Monday, January 3, 2022

Literary history, one day at a time

During 2021 I read, at a rate of a page a day, Tom Nissley's A Reader's Book of Days, and I recommend it to other serious readers.

Published in 2014, the book the lists events that took place in the literary world on each day of the year. Some of these are major, such as the publication of George Orwell's 1984 on June 8, 1949; others quite insignificant, such as Tennessee Williams mentioning in his diary on April 29, 1940, that he "saw a silly picture called 1,000,000 Years B.C."

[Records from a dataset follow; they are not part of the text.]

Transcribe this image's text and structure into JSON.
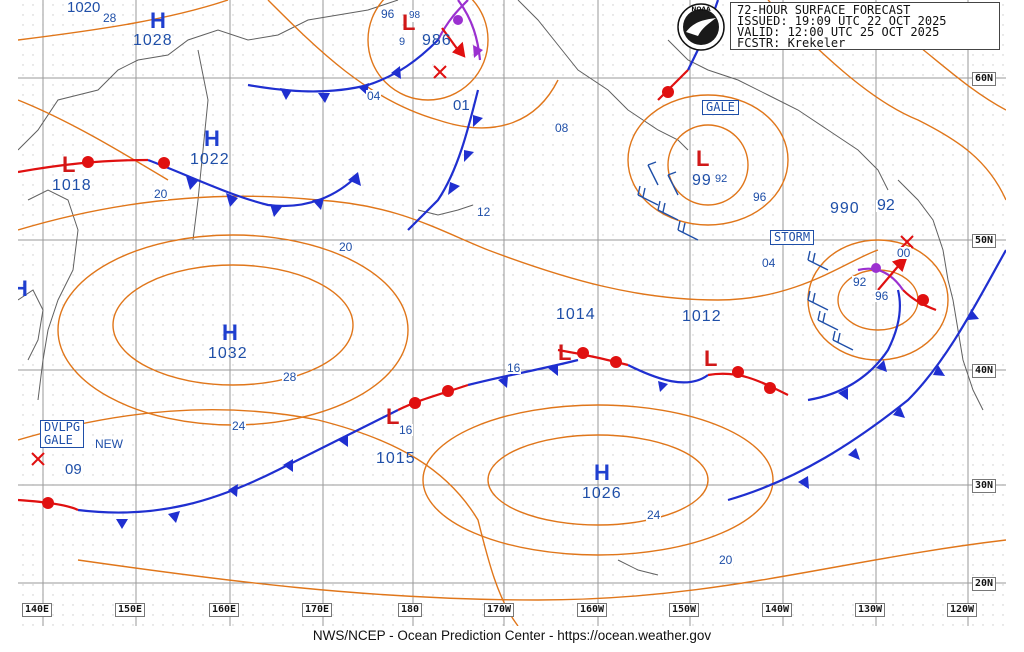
{
  "header": {
    "line1": "72-HOUR SURFACE FORECAST",
    "line2": "ISSUED: 19:09 UTC 22 OCT 2025",
    "line3": "VALID:  12:00 UTC 25 OCT 2025",
    "line4": "FCSTR:  Krekeler"
  },
  "logo_text": "NOAA",
  "footer": "NWS/NCEP - Ocean Prediction Center - https://ocean.weather.gov",
  "lon_labels": [
    "140E",
    "150E",
    "160E",
    "170E",
    "180",
    "170W",
    "160W",
    "150W",
    "140W",
    "130W",
    "120W"
  ],
  "lat_labels": [
    "60N",
    "50N",
    "40N",
    "30N",
    "20N"
  ],
  "highs": [
    {
      "symbol": "H",
      "value": "1028"
    },
    {
      "symbol": "H",
      "value": "1022"
    },
    {
      "symbol": "H",
      "value": "1032"
    },
    {
      "symbol": "H",
      "value": "1026"
    },
    {
      "symbol": "H",
      "value": ""
    }
  ],
  "lows": [
    {
      "symbol": "L",
      "value": "1018"
    },
    {
      "symbol": "L",
      "value": "986"
    },
    {
      "symbol": "L",
      "value": "99"
    },
    {
      "symbol": "L",
      "value": "1014"
    },
    {
      "symbol": "L",
      "value": "1012"
    },
    {
      "symbol": "L",
      "value": "1015"
    },
    {
      "symbol": "L",
      "value": "990"
    }
  ],
  "warnings": [
    "GALE",
    "STORM",
    "DVLPG",
    "GALE",
    "NEW"
  ],
  "isobar_labels": [
    "1020",
    "28",
    "04",
    "01",
    "08",
    "20",
    "12",
    "96",
    "92",
    "20",
    "04",
    "28",
    "24",
    "16",
    "16",
    "24",
    "20",
    "09",
    "92",
    "96",
    "00",
    "92",
    "96",
    "98",
    "9"
  ],
  "colors": {
    "isobar": "#e0761a",
    "cold_front": "#1f2fd0",
    "warm_front": "#e01010",
    "occluded": "#9b30d0",
    "grid": "#9a9a9a",
    "land": "#606060",
    "text_blue": "#1f4fa8"
  }
}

Nissley includes fictional events in his calendar as well. Scarlett O'Hara marries Charles Hamilton on April 30, for example.

In addition, Nissley gives us a couple of writers who were born and a couple of writers who died each day of the year. We discover, for example, that J.R.R. Tolkien was born on Jan. 3, 1892, or 130 years ago today, and that cartoonist Will Eisner died on this same date in 2009.

The research required for such a book must have been imposing. How does one discover that Arthur Rimbaud's right leg was amputated on May 27th or that Orwell made two pounds of blackberry jelly on Oct. 10? By reading lots of books and taking lots of notes, I suppose.

Nissley's years of research gives his readers three minutes of pleasure a day. Just the idea of Tennessee Williams watching One Million B.C. (the actual title of the 1940 movie he saw) or George Orwell making blackberry jelly gave me pleasure.